Recently, my dad taught me to make bread, that most cliché territory of romanticized domestic life. For many people, the idea of baking bread means baguettes in France and living on the frontier and going back to a simple life when people had time to spend at home making their own food. The contact of hands on dough, kneading back and forth across a table, and all the sensuousness of that image. Food is sex, it’s life in tactile form. It becomes part of you on a daily basis. Bread, the most basic of all food in the West, is what fell from heaven when there was no food in the desert. It is sensual, requires time and patience, and we eat it almost every single day in some form or another. When you have nothing else, you have bread.
But all of that romance isn’t part of my experience learning bread. I don’t particularly care for France, or baguettes for that matter, and living on the frontier sounds like unwashed, frigid hell. For me, bread has changed the way that I experience food, the way I think about my dad, and the way that I see myself.

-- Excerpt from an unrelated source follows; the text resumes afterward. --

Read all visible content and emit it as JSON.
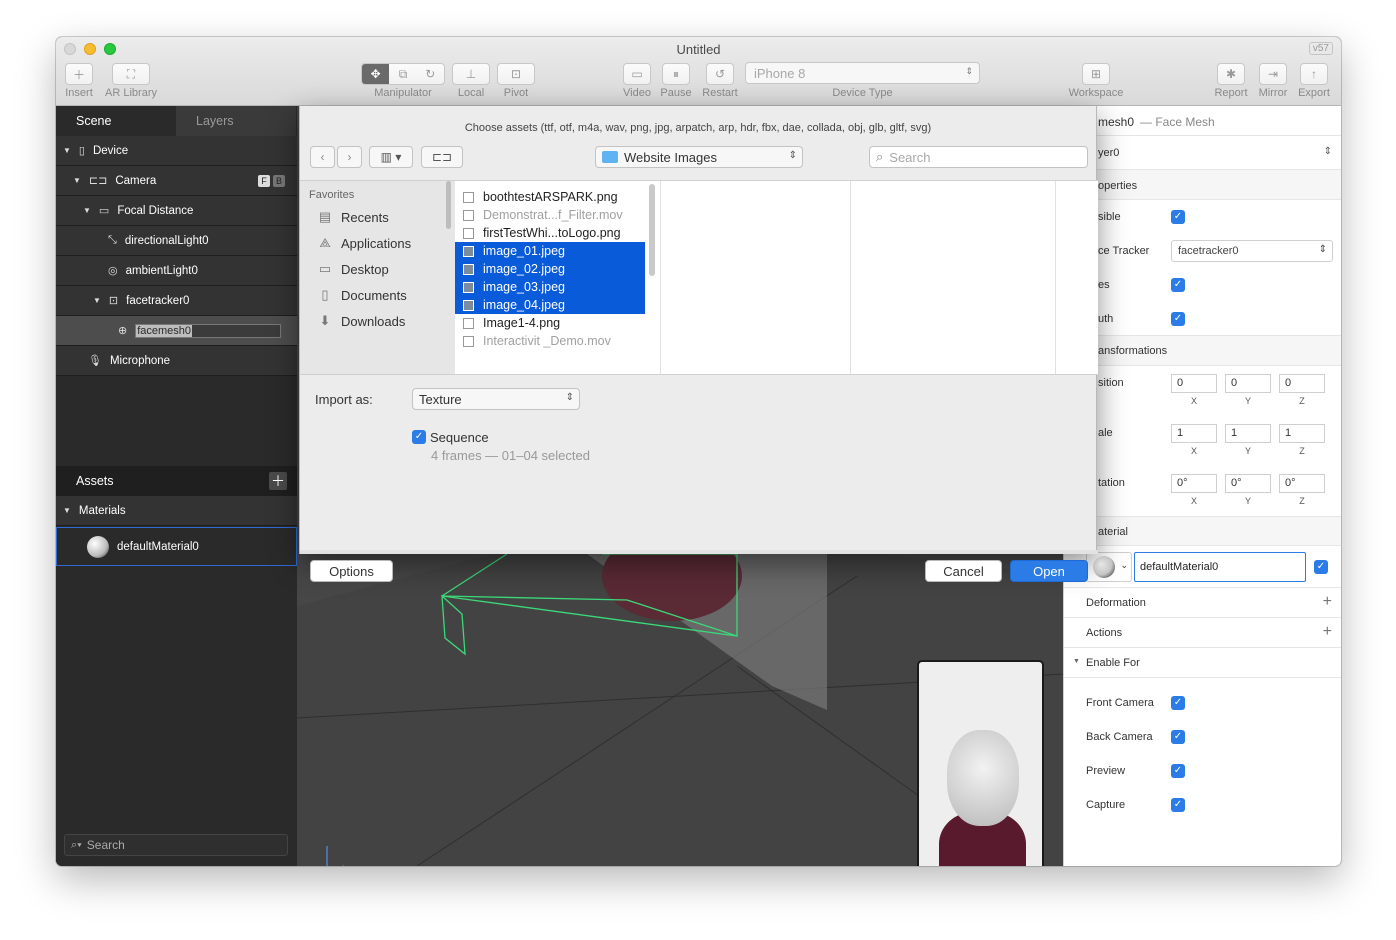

After ruining a few basic loaves, I respect food just a little bit more, particularly the people who have created it for me. Those people are usually forgotten, even though they put work and time and thought toward creating something that keeps the rest of us alive. It’s not such a simple thing as we have come to expect, the creation of that food, but we have made it so by buying fully-made frozen burritos at the grocery and ordering takeout on Friday night by hitting the speed-dial. We forget that each thing in that burrito had to come from somewhere, and that it had to be changed somehow and given to the other ingredients to make it into food that nourishes us. I order soup from the Vietnamese place down the block from my office and I wonder how they made the broth and how much time it took. How they learned and who they learned from, and what that knowledge means to them.
I am also beginning to see my dad not just as my father who went to a famous culinary school, then ran a bakery for fifteen years and became known in our town for his pastry and dough, but as a master who practices a complex art that I never had the maturity to respect until now. I am humbled that I was so close to someone who has a knowledge this deep and rare, and that I never bothered to explore it. “My dad bakes,” I would think. Bakes. I had no idea what that meant, how much he had to know just to make three of the things that he filled his sheet pans with. I’m ashamed that I took it for granted and never asked him to teach me. Most of all, I’m grateful that I am learning now.
Because I now see myself as a student of that art, and every time I pull a new bread out of the oven, I feel a sense of power that I have created something that never existed in the world before. It makes me think I can learn and do anything. Because every time I put flour, water, salt and yeast into a bowl and plunge my hands in, I put myself into a classroom of one. The entire rest of that night, I engage in a conversation between me and the bread, me and my dad, and me and the yeast. We are all working together on this thing, but I am the only one who can make it the right way or mess it up. And just because it rises doesn’t mean it’s made right. I close my eyes to feel the structure while I’m kneading and I think about the bread while it’s rising in the pans. Until it’s baked off and I consume it, it consumes me.
“You make bread?” Someone says. “I made bread once. Making bread is fun!” I have to just smile, because it would take too long to explain. Any housewife can dump four ingredients into a bowl and glom them together, let the thing rise, and stick it in the oven. Poof, it’s going to be a bread in the technical definition. That’s what the ingredients want to become. But that housewife will never know bread, and I am not standing above a mixing bowl for the same reason she is. It’s not enough for me to be able to impress dinner guests for the rest of my life with “homemade bread.” I want to be able to make a ciabatta in the morning and a brioche in the afternoon, to be able to control the texture and the rise and the growth of the yeast. When I get good enough that none of my loaves have blisters on the crust and all of them have unique and complex flavor, then I will know that I am good enough. Bread is so much more complex than I ever thought, and if I can master it, then I can do anything. But mastering it will take a long time.
And that is what makes me think that I am falling in love with it. Not bread itself, but that process of putting myself into a classroom. Of knowing very little and having a sense of being very small, and being hungry for more.